Their Fairy Godparent Programme (FGP) provided bursaries and held activities so she could find new friends.
Yesterday, the programme was given a boost with more than $500,000 in new sponsorship - with the charitable organisation Trafigura Foundation contributing $200,000 and the industrial vehicle leasing entity Goldbell Group putting in just over $300,000.
"We believe that families should not be marginalised because of one member's faults," said Goldbell Group chief operating officer Alex Chua.
Trafigura Foundation's executive director Vincent Faber said: "We very much like their approach of preventing re-offending and intergenerational replication of behaviour.
The programme, launched in 2006, also aims to provide academic assistance to the children of former offenders.

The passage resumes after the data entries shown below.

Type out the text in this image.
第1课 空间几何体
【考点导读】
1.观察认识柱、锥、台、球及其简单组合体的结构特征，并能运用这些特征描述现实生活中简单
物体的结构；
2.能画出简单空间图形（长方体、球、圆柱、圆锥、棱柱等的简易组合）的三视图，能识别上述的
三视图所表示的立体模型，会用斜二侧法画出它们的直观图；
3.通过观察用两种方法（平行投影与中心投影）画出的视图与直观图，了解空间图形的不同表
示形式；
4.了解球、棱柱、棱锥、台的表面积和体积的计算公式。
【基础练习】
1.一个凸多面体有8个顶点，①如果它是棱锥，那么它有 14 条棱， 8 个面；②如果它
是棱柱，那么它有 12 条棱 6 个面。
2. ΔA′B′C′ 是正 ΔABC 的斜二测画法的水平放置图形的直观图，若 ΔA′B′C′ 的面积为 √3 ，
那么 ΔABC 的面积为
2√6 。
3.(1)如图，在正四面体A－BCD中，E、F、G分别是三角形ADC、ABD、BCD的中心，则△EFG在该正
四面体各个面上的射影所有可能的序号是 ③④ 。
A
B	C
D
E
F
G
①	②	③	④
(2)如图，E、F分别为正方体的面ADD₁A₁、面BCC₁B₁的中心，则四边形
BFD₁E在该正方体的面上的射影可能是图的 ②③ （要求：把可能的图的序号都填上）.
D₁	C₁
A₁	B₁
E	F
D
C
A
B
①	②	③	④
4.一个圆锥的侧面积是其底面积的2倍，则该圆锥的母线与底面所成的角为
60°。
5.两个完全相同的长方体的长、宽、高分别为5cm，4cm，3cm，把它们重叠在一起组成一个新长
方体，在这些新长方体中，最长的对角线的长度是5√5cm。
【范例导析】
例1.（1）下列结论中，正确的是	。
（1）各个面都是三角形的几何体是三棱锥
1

It gives out bursaries, conducts workshops and holds family bonding activities.
The new sponsorship will go towards helping the programme's yearly 1,000 beneficiaries such as Ms Hazirah.
Her 44-year-old mother, Madam Afiah Sion, handled her childcare problem by sending the children to co-curricular sports activities, and after she was approached to join the FGP, they used book awards to pay for things like netball shoes, hockey sticks and basketballs.
The family also received bursaries for Ms Hazirah's good academic performance.
It gave her more than just money - she found friends that she could relate to.
"I felt different from other children because of my family background," she said. "I was comfortable with the friends I met through ISCOS activities as we share similar backgrounds.
"It gave me a lot more confidence and stability."
Their father has since steered clear of the law and is now working odd jobs.